Ok, I've been thinking about this and think I know but I thought I would throw this out there to get some other opinions...
My question is: Is there any difference, as far as real feature resolution in the final image, between doubling your focal length with the same size pixels and halving your pixels size with the same focal length?
The resulting image scale (arc"/pixel) is the same
Would have thought that ignoring seeing and field of view differences, and assuming perfect tracking that the two images would have identical resolutions.
Also assuming all you change is the focal length because the aperture would affect resolution.
One big factor in play would be the well depth of the smaller pixels.

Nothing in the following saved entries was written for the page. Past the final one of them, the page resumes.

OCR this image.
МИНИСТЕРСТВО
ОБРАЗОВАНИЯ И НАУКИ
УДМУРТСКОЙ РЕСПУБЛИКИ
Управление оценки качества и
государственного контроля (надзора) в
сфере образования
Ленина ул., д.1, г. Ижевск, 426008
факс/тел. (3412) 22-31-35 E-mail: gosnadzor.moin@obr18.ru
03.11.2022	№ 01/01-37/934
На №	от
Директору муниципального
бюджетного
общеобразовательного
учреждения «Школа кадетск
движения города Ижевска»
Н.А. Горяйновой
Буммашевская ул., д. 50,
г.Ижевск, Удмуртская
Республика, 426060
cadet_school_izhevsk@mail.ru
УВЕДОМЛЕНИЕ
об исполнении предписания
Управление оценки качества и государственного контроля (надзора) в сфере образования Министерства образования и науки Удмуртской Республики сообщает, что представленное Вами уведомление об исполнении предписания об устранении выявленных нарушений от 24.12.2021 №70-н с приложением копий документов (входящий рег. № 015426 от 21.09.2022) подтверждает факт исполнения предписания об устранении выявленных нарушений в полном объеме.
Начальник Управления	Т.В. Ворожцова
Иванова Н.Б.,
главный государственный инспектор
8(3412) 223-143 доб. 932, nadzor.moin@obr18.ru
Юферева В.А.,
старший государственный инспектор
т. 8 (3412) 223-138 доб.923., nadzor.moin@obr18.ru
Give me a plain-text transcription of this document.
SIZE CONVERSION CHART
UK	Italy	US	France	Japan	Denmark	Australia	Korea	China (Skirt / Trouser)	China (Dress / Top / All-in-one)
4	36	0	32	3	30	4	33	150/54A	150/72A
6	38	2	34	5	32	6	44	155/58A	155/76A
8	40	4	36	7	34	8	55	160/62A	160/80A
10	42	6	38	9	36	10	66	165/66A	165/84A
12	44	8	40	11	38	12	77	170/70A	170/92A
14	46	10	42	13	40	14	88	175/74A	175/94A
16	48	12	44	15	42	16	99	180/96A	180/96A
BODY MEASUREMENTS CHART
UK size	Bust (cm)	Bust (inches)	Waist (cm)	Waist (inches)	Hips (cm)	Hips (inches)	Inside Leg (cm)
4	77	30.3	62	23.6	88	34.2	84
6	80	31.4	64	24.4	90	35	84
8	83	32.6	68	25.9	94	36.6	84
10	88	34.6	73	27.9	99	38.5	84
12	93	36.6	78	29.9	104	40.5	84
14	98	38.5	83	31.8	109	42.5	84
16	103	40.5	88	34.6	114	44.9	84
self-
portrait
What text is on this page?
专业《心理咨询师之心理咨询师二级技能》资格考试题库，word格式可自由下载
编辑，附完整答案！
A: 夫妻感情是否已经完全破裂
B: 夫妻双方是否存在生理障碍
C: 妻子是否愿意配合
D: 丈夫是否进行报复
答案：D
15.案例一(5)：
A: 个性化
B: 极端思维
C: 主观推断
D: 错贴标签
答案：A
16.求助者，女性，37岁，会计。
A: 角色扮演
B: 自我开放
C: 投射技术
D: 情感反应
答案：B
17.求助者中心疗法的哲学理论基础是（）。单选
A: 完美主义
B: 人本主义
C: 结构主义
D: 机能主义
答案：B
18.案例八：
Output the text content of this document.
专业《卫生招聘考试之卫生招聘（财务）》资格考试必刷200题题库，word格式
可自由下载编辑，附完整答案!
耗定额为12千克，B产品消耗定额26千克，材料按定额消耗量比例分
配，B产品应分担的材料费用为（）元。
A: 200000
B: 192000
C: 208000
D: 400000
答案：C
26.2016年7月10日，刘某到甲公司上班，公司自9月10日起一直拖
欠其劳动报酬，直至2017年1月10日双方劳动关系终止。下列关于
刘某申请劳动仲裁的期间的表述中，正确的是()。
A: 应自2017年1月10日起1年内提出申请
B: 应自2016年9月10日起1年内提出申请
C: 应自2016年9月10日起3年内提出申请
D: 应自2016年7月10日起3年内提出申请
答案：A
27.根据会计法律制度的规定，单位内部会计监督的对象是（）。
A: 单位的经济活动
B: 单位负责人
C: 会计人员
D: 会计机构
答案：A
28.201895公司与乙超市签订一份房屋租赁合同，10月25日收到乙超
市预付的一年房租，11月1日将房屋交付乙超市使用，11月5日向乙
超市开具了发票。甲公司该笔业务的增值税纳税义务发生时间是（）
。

Generally 9 micron pixels have around 100000 electron depth, 5.4 micron around 25000.
In principle, when optical system is limiting factor, to achieve higher resolution, you must go with longer FL (and wider aperture).
Otherwise it is better (cheaper) to go with smaller pixels.
The difference would be in the performance characteristics of the chips rather than the focal length etc.
Smaller pixels usually mean smaller well depth and perhaps higher noise in CCDs (not necessarily in CMOS where most of the research dollars go as Sony Exmor sensors have demonstrated very clearly).
The small full well bloating stars doesn't sit comfortably with me...is this a real or imagined phenomena?
Mike
Small well depth was my main reason for moving from an 8300 to an 11002.
Binning RGB on the 8300 usually resulted in lost star colour for me rather than bloated stars.
The readout pixels are the same depth as the imaging pixels.